Entonces… ¿El videojuego es de derechas?
Radicalmente no, o al menos lo es tanto como lo puedan ser el resto de las industrias culturales en la sociedad actual. El videojuego, al igual que otros medios culturales presenta en sus obras visibles y en algunos casos potentes contradicciones ideológicas propias de cualquier producto cultural cuya crítica se mueve dentro de unos marcos determinados en el capitalismo actual.

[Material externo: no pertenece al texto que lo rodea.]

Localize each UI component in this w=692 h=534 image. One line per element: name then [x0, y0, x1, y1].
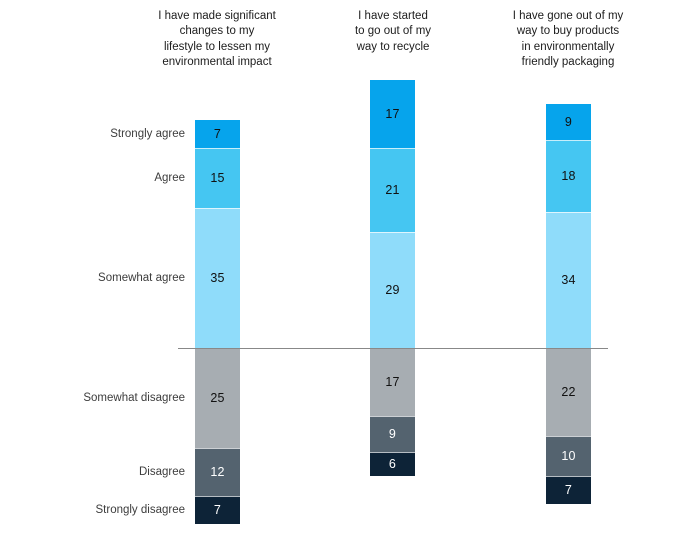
segment-agree-col2: 21 [370, 148, 415, 232]
row-label-somewhat-agree: Somewhat agree [98, 272, 185, 284]
segment-strongly-disagree-col2: 6 [370, 452, 415, 476]
segment-disagree-col3: 10 [546, 436, 591, 476]
segment-disagree-col2: 9 [370, 416, 415, 452]
stacked-bar-column-3: 9 18 34 22 10 7 [546, 104, 591, 504]
segment-strongly-agree-col3: 9 [546, 104, 591, 140]
segment-agree-col1: 15 [195, 148, 240, 208]
segment-somewhat-agree-col1: 35 [195, 208, 240, 348]
segment-strongly-agree-col1: 7 [195, 120, 240, 148]
stacked-bar-column-1: 7 15 35 25 12 7 [195, 120, 240, 524]
segment-strongly-agree-col2: 17 [370, 80, 415, 148]
row-label-disagree: Disagree [138, 466, 185, 478]
segment-strongly-disagree-col1: 7 [195, 496, 240, 524]
segment-strongly-disagree-col3: 7 [546, 476, 591, 504]
segment-somewhat-disagree-col2: 17 [370, 348, 415, 416]
segment-agree-col3: 18 [546, 140, 591, 212]
row-label-strongly-disagree: Strongly disagree [95, 504, 186, 516]
segment-somewhat-disagree-col1: 25 [195, 348, 240, 448]
segment-somewhat-agree-col2: 29 [370, 232, 415, 348]
row-label-strongly-agree: Strongly agree [110, 128, 185, 140]
column-title-friendly-packaging: I have gone out of my way to buy product… [512, 10, 624, 69]
stacked-bar-column-2: 17 21 29 17 9 6 [370, 80, 415, 476]
segment-somewhat-agree-col3: 34 [546, 212, 591, 348]
row-label-somewhat-disagree: Somewhat disagree [83, 392, 185, 404]
segment-somewhat-disagree-col3: 22 [546, 348, 591, 436]
segment-disagree-col1: 12 [195, 448, 240, 496]
column-title-lifestyle-changes: I have made significant changes to my li… [158, 10, 276, 69]
zero-baseline [178, 348, 608, 349]
row-label-agree: Agree [154, 172, 185, 184]
column-title-recycle: I have started to go out of my way to re… [354, 10, 432, 53]
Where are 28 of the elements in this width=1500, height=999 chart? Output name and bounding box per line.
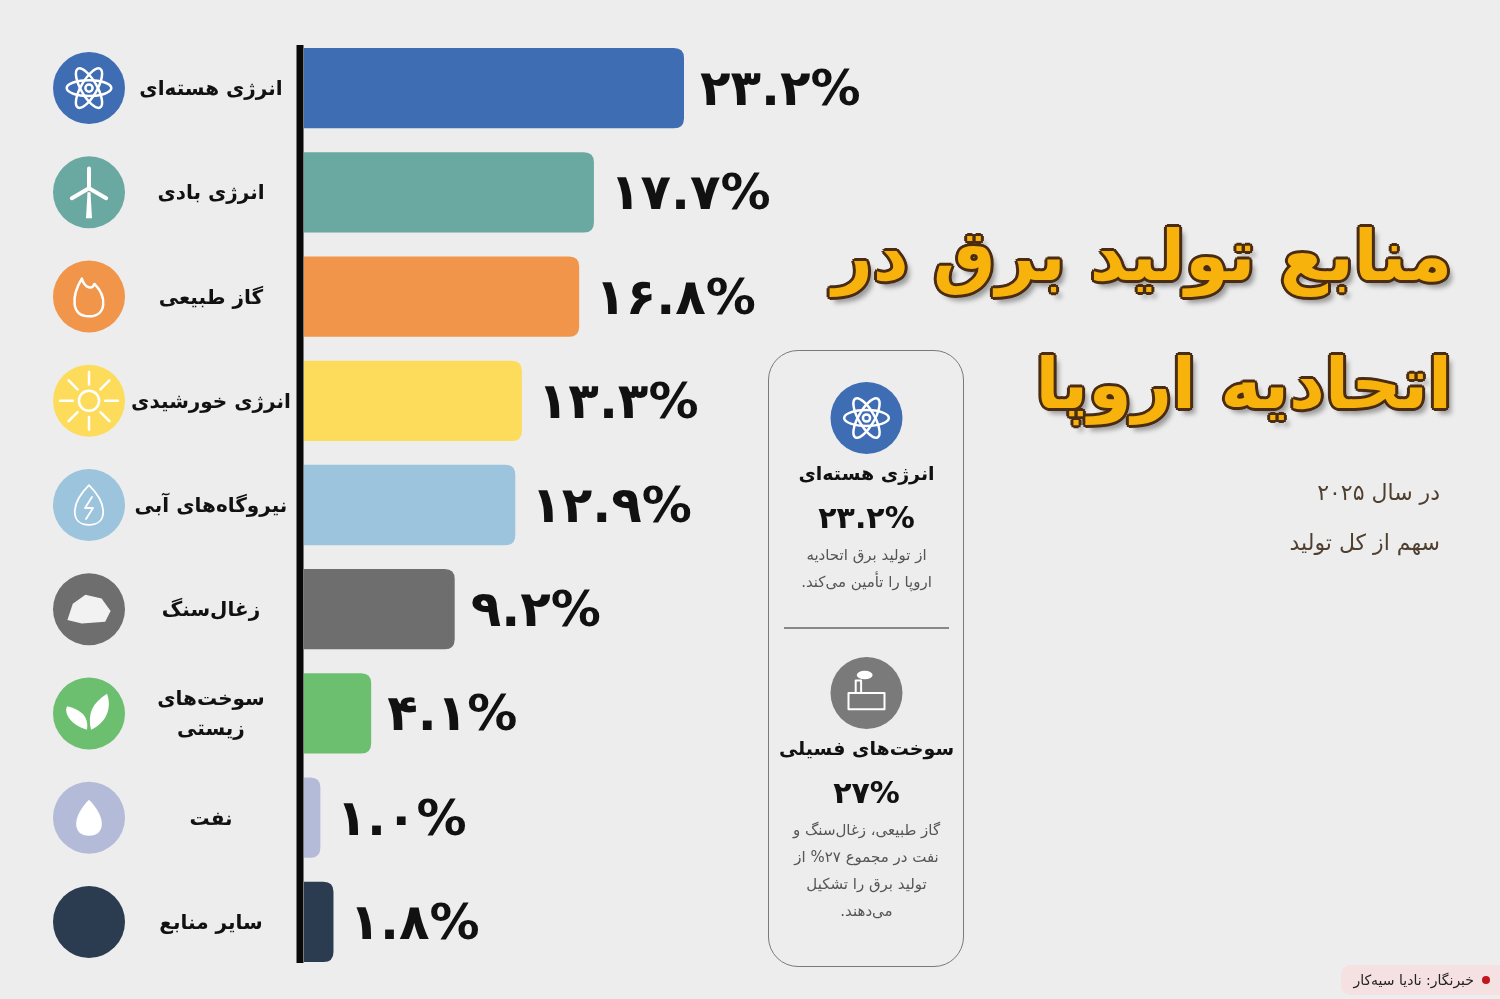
- text: ۲۳.۲%: [817, 500, 916, 535]
- text: خبرنگار: نادیا سیه‌کار: [1353, 972, 1474, 988]
- text: در سال ۲۰۲۵: [1317, 480, 1440, 505]
- data-label: ۱۷.۷%: [609, 162, 771, 224]
- data-label: ۱۳.۳%: [537, 370, 699, 432]
- text: سهم از کل تولید: [1289, 530, 1440, 555]
- data-label: ۱.۰%: [336, 787, 467, 849]
- y-tick-label: انرژی خورشیدی: [131, 387, 291, 415]
- y-tick-label: نیروگاه‌های آبی: [134, 492, 288, 519]
- data-label: ۲۳.۲%: [700, 58, 861, 120]
- y-tick-label: زغال‌سنگ: [161, 596, 261, 624]
- text: منابع تولید برق در اتحادیه اروپا: [828, 214, 1452, 428]
- data-label: ۱.۸%: [349, 891, 480, 953]
- data-label: ۴.۱%: [387, 683, 518, 745]
- text: از تولید برق اتحادیه اروپا را تأمین می‌کند.: [800, 545, 933, 594]
- data-label: ۹.۲%: [470, 579, 601, 641]
- y-tick-label: سوخت‌های زیستی: [156, 685, 266, 743]
- text: انرژی هسته‌ای: [797, 462, 936, 484]
- y-tick-label: انرژی هسته‌ای: [139, 75, 283, 103]
- y-tick-label: انرژی بادی: [157, 179, 265, 207]
- y-tick-label: سایر منابع: [159, 908, 263, 936]
- text: سوخت‌های فسیلی: [777, 737, 956, 759]
- y-tick-label: گاز طبیعی: [158, 283, 264, 311]
- data-label: ۱۲.۹%: [531, 475, 692, 536]
- y-tick-label: نفت: [189, 804, 233, 832]
- data-label: ۱۶.۸%: [595, 266, 756, 328]
- text: گاز طبیعی، زغال‌سنگ و نفت در مجموع ۲۷% از تولید برق را تشکیل می‌دهند.: [791, 820, 942, 922]
- text: ۲۷%: [832, 775, 901, 810]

¿Puede haber videojuegos de izquierda? Existen y han existido títulos que apuestan por la crítica social, en diferentes grados y profundidad, aunque muchos de ellos plantean el problema de su alcance. Quizás, el problema fundamental como explica Carolyn Jong en su análisis de la industria actual es que los grandes títulos comerciales están en manos de una minoría oligopólica de empresas y distribuidoras que no van a apostar por el desarrollo o publicación de según que ideas más críticas. Relegados a lo indie y teniendo que lidiar con el “sentido común” de los videojuegos, esa mentalidad en la que hemos sido educados por los juegos mainstream, que puede dificultar el acceso al jugador medio que busca una forma concreta de diversión, es un reto político profundo porque debe combatir un contenido político y también el cómo entendemos que debe ser un videojuego, que no deja en el fondo de ser también algo ideológico.

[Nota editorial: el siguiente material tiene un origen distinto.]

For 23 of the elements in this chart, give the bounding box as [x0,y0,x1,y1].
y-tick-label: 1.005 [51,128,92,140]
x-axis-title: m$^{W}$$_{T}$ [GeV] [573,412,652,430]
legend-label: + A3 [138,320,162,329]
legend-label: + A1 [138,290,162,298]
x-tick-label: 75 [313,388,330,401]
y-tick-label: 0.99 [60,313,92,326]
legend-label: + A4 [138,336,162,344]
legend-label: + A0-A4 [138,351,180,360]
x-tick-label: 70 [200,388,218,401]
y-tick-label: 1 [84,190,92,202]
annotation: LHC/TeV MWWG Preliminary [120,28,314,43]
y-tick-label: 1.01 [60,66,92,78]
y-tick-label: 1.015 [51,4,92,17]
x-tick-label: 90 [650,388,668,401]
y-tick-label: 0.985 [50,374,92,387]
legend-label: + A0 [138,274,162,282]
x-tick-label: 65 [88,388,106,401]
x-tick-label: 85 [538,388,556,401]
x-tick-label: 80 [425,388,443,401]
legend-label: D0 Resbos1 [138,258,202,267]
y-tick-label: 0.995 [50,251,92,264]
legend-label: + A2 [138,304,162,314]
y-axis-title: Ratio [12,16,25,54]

Por ello, Jong apostaba a que lejos de esperar a si un producto indie salva al mundo, era más provechoso apostar por la autoorganización de los trabajadores de la industria en alianza con el resto del movimiento obrero. En su tesis doctoral, la investigadora señalaba que no era una cuestión únicamente de organización corporativista dentro del sector, sino que apelaba a una unidad internacional del movimiento obrero como condición para poder imaginar, desarrollar y publicar nuevas formas de entender el videojuego que desterrasen la vieja cultura masculinista del medio.
Lo que queda claro, es que el videojuego si bien no va a salvar ni a condenar al mundo, al igual que tampoco lo ha hecho el cine o la literatura, sí se ha convertido al igual que estos otros medios en un campo más de batalla ideológico donde quizás la propia estructura de industria y mercado favorece por derecha la disputa. Lo cual no debe hacernos creer que tienen una esencia inmutable, sino más bien que la propia disputa política-cultural puede ir provocando una evolución en un sentido u otro.
Por último, con respecto a la influencia de la extrema derecha en un sector de jugadores y a través de ello en sectores de la juventud, cabe resaltar que el videojuego es un medio más en lo que de fondo es un combate por construir identidades reaccionarias hacia las que atraer a dichos sectores. El que puedan haber sido el más relevante o de los más potentes, tiene más que ver con el lugar hegemónico que ocupan en la cultural actual y en parte con la propia cultura masculinista del videojuego, una cultura que recordamos que fue producto de una serie de decisiones por parte de la propia industria y que pueden ser reconfigurada en otro sentido, porque nada está cerrado en este sentido.